Heng Ee Howe, 60, had collected illegal 4-D bets on behalf of someone else for about 15 years with the assistance of his 55-year-old wife, Tin Suh Chyong.
Heng Ee Howe, 60, had collected illegal 4-D bets on behalf of someone else for about 15 years with the assistance of his 55-year-old wife, Tin Suh Chyong.PHOTO: ST FILE

SINGAPORE - The die is cast for a criminal couple running an illegal 4-D betting operation.

On Tuesday (Jan 15), Heng Ee Howe, 60, was ordered to pay the Government $1,093,246.92 while his 55-year-old wife, Tin Suh Chyong, will hand over $29,669.81.

Police said on Thursday that the amounts were "unexplained wealth... disproportionate to their known sources of income".

The money, accumulated between June 1, 2010, and June 3, 2015, is believed to be from illegal betting activities conducted by the couple.

A joint investigation by the Commercial Affairs Department (CAD) and the Criminal Investigation Department had earlier revealed that Heng had collected illegal 4-D bets on behalf of someone else for about 15 years.

He would receive commissions from a percentage of the total amount of bets collected and the winnings of each punter.

Upon receiving the bets, Heng, assisted by Tin, would consolidate and fax them over to Malaysian runners.

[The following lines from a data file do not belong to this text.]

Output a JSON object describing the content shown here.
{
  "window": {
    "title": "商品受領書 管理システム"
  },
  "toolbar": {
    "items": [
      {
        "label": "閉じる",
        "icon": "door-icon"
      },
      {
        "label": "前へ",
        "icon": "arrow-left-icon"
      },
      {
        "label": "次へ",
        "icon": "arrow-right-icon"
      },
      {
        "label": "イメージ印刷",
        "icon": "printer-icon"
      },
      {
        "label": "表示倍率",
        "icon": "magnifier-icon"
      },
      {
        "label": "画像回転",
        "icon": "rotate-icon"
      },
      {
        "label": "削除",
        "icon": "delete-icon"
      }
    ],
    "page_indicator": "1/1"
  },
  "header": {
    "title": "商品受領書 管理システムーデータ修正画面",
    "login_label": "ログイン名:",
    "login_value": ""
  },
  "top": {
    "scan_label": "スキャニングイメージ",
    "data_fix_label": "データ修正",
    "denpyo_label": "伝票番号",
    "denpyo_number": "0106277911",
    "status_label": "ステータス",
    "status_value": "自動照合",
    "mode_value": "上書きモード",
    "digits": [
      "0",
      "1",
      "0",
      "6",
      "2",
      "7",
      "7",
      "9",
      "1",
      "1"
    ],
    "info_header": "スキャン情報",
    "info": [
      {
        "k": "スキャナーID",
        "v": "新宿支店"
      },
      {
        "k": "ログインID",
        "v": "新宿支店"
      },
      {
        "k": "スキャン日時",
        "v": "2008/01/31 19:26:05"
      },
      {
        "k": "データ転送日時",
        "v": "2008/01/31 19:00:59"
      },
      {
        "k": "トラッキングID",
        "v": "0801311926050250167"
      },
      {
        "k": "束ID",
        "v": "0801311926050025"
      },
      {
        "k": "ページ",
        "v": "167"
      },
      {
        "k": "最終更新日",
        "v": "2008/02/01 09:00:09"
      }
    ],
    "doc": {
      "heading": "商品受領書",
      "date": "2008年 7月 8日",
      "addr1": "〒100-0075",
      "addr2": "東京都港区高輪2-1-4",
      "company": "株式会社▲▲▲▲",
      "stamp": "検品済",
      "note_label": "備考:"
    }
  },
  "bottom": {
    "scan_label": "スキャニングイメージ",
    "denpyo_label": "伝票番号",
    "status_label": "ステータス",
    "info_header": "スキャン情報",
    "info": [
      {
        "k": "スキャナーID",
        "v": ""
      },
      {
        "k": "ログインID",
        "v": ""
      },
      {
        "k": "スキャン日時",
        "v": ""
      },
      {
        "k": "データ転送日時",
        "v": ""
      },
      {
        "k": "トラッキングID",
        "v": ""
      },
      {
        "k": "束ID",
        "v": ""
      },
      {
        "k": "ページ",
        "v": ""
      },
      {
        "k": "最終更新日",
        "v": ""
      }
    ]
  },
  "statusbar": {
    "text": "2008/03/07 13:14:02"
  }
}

Heng was jailed for three months and fined $360,000, while Tin was jailed for two weeks and fined $100,000, on March 2 last year, for assisting in carrying out a public lottery and managing remote gambling by others through receiving bets via instant messaging platforms.

Restraint orders on their bank accounts were applied and a charging order made on their condominium unit to prevent spending or selling them during the investigations.

The CAD then sought a confiscation order against the two Singaporeans to forfeit the illicit income believed to be from the illegal activities.

Anyone convicted of a serious offence under the Corruption, Drug Trafficking and Other Serious Crimes (Confiscation of Benefits) Act can have benefits derived from criminal conduct confiscated.

Those who assist in running a public lottery can be fined between $20,000 and $200,000, and jailed for up to five years.

Under the Remote Gambling Act, anyone convicted of providing unlawful remote gambling services for another can be fined between $20,000 and $200,000, and jailed for up to five years, or both.